Однако вы ведь прекрасно все знаете.
Знаете не хуже меня.
Не зря же вы пишете, что Селину, «дутой величине», удавались одни памфлеты.
Мне как-то неловко разыгрывать перед вами благонамеренного поборника прогрессивных идей и нравственности, борца с одиозными заблуждениями, напоминать в ответ на ваши прекраснодушные рассуждения о любви русских к «Beatles»: «Там плохо, там страшно, прежней России не существует, грех плясать и веселиться, когда людей запугивают и убивают!»
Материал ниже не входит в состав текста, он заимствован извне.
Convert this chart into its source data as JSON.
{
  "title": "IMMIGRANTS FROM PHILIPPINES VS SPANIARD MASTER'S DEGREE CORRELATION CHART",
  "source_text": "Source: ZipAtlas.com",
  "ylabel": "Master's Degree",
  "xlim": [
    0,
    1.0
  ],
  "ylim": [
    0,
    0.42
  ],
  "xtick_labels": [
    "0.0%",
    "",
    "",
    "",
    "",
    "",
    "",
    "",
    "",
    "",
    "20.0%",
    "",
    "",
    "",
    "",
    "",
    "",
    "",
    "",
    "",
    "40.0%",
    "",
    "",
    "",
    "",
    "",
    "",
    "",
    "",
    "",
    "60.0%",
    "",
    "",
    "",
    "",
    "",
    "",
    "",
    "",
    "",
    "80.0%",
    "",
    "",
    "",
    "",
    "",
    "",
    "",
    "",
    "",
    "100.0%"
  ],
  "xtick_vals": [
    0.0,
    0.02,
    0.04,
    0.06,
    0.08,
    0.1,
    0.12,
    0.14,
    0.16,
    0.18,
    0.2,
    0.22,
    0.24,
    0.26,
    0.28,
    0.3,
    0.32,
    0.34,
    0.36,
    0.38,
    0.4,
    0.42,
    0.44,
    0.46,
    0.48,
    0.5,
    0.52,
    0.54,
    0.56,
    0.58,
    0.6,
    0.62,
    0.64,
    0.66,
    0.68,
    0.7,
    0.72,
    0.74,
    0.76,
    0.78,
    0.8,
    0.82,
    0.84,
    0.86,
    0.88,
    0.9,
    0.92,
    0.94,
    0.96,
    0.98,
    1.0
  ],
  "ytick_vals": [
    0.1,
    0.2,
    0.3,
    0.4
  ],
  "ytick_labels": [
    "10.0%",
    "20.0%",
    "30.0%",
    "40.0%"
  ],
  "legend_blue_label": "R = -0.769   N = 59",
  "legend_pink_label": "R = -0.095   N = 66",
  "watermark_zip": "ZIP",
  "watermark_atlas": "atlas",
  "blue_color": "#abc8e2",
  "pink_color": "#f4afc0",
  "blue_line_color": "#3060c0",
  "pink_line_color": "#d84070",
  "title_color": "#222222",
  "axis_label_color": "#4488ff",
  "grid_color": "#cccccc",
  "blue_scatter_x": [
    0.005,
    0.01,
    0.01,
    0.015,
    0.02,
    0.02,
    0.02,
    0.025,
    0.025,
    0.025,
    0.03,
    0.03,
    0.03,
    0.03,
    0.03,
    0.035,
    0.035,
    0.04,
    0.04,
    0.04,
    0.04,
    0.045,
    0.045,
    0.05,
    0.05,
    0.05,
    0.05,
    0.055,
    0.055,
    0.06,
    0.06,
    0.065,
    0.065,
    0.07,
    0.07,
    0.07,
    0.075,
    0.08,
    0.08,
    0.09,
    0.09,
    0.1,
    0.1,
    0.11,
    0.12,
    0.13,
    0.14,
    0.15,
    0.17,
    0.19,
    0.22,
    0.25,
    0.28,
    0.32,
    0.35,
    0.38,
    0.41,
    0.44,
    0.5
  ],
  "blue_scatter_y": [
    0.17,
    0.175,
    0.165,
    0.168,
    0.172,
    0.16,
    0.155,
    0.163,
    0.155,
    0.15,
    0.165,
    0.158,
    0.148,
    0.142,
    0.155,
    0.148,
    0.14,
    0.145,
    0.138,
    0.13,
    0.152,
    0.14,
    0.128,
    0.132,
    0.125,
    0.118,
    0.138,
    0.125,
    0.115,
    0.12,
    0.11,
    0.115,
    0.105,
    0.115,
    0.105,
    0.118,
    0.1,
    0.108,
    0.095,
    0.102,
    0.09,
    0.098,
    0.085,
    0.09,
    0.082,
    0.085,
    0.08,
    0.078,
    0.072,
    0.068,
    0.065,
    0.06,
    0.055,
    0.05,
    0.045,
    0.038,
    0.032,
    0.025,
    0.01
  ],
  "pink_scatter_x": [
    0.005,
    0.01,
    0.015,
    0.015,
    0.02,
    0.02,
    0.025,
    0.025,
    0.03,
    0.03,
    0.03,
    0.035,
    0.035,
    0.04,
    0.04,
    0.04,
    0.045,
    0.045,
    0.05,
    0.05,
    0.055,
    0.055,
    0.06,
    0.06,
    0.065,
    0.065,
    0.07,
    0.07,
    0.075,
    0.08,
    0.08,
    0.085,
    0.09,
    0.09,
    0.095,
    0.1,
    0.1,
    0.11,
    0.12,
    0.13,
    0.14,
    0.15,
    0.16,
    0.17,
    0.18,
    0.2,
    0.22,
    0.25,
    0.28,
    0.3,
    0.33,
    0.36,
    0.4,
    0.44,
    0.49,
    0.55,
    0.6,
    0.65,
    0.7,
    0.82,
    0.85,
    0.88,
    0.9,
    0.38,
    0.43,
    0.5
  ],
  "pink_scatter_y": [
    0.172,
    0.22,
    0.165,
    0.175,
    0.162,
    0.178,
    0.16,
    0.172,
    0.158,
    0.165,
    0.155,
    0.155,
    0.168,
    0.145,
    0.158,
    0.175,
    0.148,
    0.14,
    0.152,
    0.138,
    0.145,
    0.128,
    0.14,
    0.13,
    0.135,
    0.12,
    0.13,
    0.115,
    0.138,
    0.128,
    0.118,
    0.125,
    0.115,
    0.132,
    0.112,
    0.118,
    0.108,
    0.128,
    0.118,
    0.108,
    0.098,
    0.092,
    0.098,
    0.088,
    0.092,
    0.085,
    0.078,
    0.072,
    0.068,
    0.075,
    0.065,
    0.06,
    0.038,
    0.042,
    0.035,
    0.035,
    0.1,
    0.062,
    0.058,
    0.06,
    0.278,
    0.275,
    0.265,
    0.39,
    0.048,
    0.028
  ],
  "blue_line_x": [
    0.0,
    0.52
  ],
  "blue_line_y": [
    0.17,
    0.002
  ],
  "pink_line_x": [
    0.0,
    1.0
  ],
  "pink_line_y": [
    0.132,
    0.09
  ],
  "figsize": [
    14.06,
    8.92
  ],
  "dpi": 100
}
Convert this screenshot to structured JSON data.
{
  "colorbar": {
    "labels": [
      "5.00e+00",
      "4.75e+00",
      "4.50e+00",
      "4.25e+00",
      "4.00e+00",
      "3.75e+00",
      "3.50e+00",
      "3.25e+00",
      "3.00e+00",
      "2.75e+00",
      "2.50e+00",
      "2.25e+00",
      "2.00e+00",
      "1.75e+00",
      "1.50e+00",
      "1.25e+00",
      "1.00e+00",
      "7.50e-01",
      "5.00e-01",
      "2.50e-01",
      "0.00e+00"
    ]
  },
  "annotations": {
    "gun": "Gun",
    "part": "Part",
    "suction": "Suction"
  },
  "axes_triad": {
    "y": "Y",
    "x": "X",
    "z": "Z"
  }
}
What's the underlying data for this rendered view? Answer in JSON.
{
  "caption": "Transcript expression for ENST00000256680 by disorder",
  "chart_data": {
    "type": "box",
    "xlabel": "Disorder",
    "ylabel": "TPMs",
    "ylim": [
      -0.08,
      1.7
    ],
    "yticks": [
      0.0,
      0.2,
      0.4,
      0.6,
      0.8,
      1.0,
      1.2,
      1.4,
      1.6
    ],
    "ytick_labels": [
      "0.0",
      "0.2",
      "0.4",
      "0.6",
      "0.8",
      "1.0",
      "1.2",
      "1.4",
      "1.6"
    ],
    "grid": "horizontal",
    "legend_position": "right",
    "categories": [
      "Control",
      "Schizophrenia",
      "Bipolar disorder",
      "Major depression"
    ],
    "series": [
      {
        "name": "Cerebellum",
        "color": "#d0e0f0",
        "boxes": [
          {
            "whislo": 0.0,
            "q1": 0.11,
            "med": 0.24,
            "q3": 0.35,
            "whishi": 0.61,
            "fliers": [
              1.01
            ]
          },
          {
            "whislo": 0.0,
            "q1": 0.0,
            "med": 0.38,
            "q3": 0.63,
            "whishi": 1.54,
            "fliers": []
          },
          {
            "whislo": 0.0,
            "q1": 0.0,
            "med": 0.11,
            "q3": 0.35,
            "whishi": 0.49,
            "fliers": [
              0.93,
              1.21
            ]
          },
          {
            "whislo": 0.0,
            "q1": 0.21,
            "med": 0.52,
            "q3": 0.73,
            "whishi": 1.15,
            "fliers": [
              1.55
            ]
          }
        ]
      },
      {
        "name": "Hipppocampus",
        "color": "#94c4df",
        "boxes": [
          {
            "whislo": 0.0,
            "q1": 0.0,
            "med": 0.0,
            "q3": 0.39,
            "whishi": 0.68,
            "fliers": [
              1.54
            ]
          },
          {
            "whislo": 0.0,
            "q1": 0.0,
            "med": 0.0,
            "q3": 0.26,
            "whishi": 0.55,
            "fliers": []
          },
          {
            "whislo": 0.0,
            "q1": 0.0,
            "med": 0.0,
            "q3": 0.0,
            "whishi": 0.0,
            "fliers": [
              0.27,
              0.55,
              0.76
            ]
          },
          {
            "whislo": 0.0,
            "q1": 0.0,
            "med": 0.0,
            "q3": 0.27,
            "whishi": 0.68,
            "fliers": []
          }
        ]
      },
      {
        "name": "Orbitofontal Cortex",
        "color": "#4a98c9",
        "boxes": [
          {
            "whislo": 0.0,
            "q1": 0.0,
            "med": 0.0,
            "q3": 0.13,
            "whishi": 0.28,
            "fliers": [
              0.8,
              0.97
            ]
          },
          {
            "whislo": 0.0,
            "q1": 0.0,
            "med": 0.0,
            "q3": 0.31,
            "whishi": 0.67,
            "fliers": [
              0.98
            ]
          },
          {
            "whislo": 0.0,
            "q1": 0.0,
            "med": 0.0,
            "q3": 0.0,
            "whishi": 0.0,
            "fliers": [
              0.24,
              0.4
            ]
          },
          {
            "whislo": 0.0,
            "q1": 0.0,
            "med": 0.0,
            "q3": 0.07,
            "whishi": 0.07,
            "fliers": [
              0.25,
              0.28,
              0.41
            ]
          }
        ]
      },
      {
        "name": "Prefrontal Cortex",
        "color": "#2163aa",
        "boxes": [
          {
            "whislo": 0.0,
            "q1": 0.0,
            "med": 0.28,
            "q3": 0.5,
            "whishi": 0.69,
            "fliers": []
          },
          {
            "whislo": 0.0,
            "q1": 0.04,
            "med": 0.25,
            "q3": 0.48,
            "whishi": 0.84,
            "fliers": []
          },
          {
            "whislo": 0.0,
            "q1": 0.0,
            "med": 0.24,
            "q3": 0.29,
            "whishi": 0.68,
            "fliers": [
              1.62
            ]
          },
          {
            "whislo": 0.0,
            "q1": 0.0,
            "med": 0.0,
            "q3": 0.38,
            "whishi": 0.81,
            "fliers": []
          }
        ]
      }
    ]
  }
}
Речь не о том. Мы оба достаточно осведомлены об истинном положении дел, но по-разному освещаем факты. Вот что самое интересное. Важно установить, отчего при равной осведомленности один человек делает вид, будто ничего не происходит, лишь бы ему не мешали слушать ностальгическую «Ticket to Ride» в компании пышных блондинок, а другой бьет во все колокола: «Так нельзя, мы не вправе умыть руки и отступиться. Россия бедствует духовно и материально, от нее веет смертью!» Важно разобраться (простите за патетику, я захотел разобраться, и именно вы навели меня на эту мысль), из каких соображений писатель решает, вернее, провозглашает, что судьба человечества ему безразлична, или, наоборот, заявляет, что людские страдания его ранят, что он ощущает свою причастность к общим проблемам, более того, личную ответственность за все, что происходит в мире, будь то безвестные войны в Африке, резня в Сараеве, медресе Пакистана, где ученикам внушают, что джихад угоден Аллаху, Алжир, истерзанный терроризмом, Россия, уничтожающая Чечню, — он, чтобы действительно чувствовать себя «человеком», должен хоть отчасти разделить с другими их боль.